Common issues & anti-patterns

• Secrets committed in .env, config.json, or .tfvars — and still present in git history after "removal".
• Plaintext password in a *.tf file or a Kubernetes Secret manifest (base64 is not encryption).
• Secrets passed as Docker build ARG/ENV — permanently embedded in image history.
• One static credential shared by every service and never rotated.
• A single broad policy granting secretsmanager:GetSecretValue on *.
• Mixing secrets into ConfigMaps or non-secret settings files.
• Logging full request/connection objects that include credentials.
• CI storing long-lived cloud keys as plaintext variables instead of using OIDC/short-lived tokens.

Required output

Produce a structured report with:

1. Leak scan — any secrets found in source/IaC/images/history (redacted), with file:line.
2. Storage — which secret manager is used and what is still stored outside it.
3. Injection — runtime vs build-time injection path per secret consumer.
4. Kubernetes — plaintext Secrets vs sealed/external secrets status.
5. Rotation — rotation policy (or its absence) per secret.
6. Access — least-privilege review of secret-read policies.
7. Config separation — secrets vs non-secret config mixing.
8. Findings table + next safe action — file:line | issue | severity | fix, then the top remediation.

Safety

• This is a review and design skill.
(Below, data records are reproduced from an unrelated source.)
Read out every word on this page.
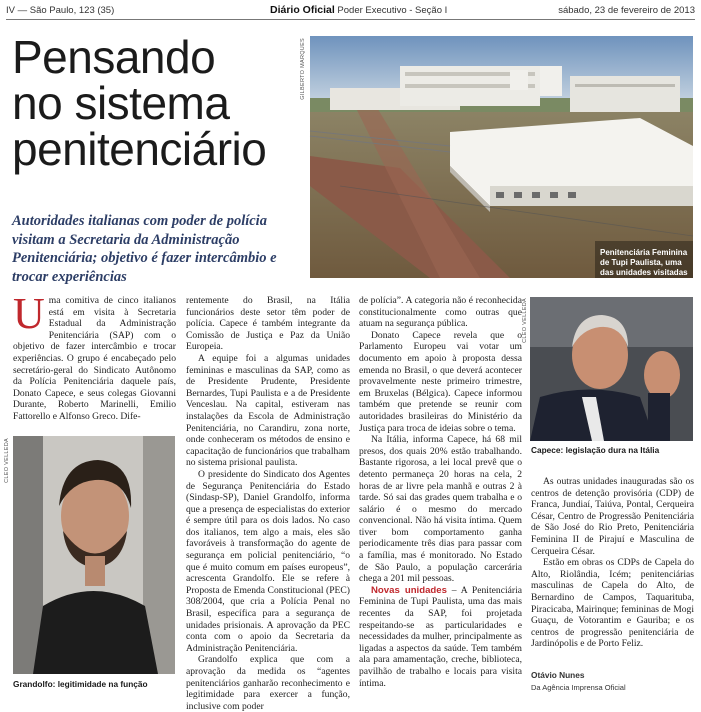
IV — São Paulo, 123 (35)	Diário Oficial Poder Executivo - Seção I	sábado, 23 de fevereiro de 2013
Pensando
no sistema
penitenciário
Autoridades italianas com poder de polícia visitam a Secretaria da Administração Penitenciária; objetivo é fazer intercâmbio e trocar experiências
GILBERTO MARQUES
Penitenciária Feminina de Tupi Paulista, uma das unidades visitadas

Uma comitiva de cinco italianos está em visita à Secretaria Estadual da Administração Penitenciária (SAP) com o objetivo de fazer intercâmbio e trocar experiências. O grupo é encabeçado pelo secretário-geral do Sindicato Autônomo da Polícia Penitenciária daquele país, Donato Capece, e seus colegas Giovanni Durante, Roberto Marinelli, Emilio Fattorello e Alfonso Greco. Dife-

CLEO VELLEDA
Grandolfo: legitimidade na função

rentemente do Brasil, na Itália funcionários deste setor têm poder de polícia. Capece é também integrante da Comissão de Justiça e Paz da União Europeia.

A equipe foi a algumas unidades femininas e masculinas da SAP, como as de Presidente Prudente, Presidente Bernardes, Tupi Paulista e a de Presidente Venceslau. Na capital, estiveram nas instalações da Escola de Administração Penitenciária, no Carandiru, zona norte, onde conheceram os métodos de ensino e capacitação de funcionários que trabalham no sistema prisional paulista.

O presidente do Sindicato dos Agentes de Segurança Penitenciária do Estado (Sindasp-SP), Daniel Grandolfo, informa que a presença de especialistas do exterior é sempre útil para os dois lados. No caso dos italianos, tem algo a mais, eles são favoráveis à transformação do agente de segurança em policial penitenciário, “o que é muito comum em países europeus”, acrescenta Grandolfo. Ele se refere à Proposta de Emenda Constitucional (PEC) 308/2004, que cria a Polícia Penal no Brasil, específica para a segurança de unidades prisionais. A aprovação da PEC conta com o apoio da Secretaria da Administração Penitenciária.

Grandolfo explica que com a aprovação da medida os “agentes penitenciários ganharão reconhecimento e legitimidade para exercer a função, inclusive com poder

de polícia”. A categoria não é reconhecida constitucionalmente como outras que atuam na segurança pública.

Donato Capece revela que o Parlamento Europeu vai votar um documento em apoio à proposta dessa emenda no Brasil, o que deverá acontecer provavelmente neste primeiro trimestre, em Bruxelas (Bélgica). Capece informou também que pretende se reunir com autoridades brasileiras do Ministério da Justiça para troca de ideias sobre o tema.

Na Itália, informa Capece, há 68 mil presos, dos quais 20% estão trabalhando. Bastante rigorosa, a lei local prevê que o detento permaneça 20 horas na cela, 2 horas de ar livre pela manhã e outras 2 à tarde. Só sai das grades quem trabalha e o salário é o mesmo do mercado convencional. Não há visita íntima. Quem tiver bom comportamento ganha periodicamente três dias para passar com a família, mas é monitorado. No Estado de São Paulo, a população carcerária chega a 201 mil pessoas.

Novas unidades – A Penitenciária Feminina de Tupi Paulista, uma das mais recentes da SAP, foi projetada respeitando-se as particularidades e necessidades da mulher, principalmente as ligadas a aspectos da saúde. Tem também ala para amamentação, creche, biblioteca, pavilhão de trabalho e locais para visita íntima.

CLEO VELLEDA
Capece: legislação dura na Itália

As outras unidades inauguradas são os centros de detenção provisória (CDP) de Franca, Jundiaí, Taiúva, Pontal, Cerqueira César, Centro de Progressão Penitenciária de São José do Rio Preto, Penitenciária Feminina II de Pirajuí e Masculina de Cerqueira César.

Estão em obras os CDPs de Capela do Alto, Riolândia, Icém; penitenciárias masculinas de Capela do Alto, de Bernardino de Campos, Taquarituba, Piracicaba, Mairinque; femininas de Mogi Guaçu, de Votorantim e Gauriba; e os centros de progressão penitenciária de Jardinópolis e de Porto Feliz.

Otávio Nunes
Da Agência Imprensa Oficial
NEVER print, echo, or log a real secret value; always redact to ****. Use scanner --redact flags and read only secret metadata, never the value, unless a human explicitly requests it.
• NEVER create, overwrite, rotate, or delete secrets in a live manager (aws secretsmanager put/delete, vault write, kubectl create secret) without explicit human approval.
• Treat any secret found in source or git history as compromised — flag it for immediate rotation and removal from history; do not assume removing the file is sufficient.
• Do not commit any file containing a real secret; do not move secrets between systems without approval.
• Recommend rotation and least-privilege scoping; do not apply IAM/policy changes to a live account unattended.
• Do not disable audit logging on a secret manager.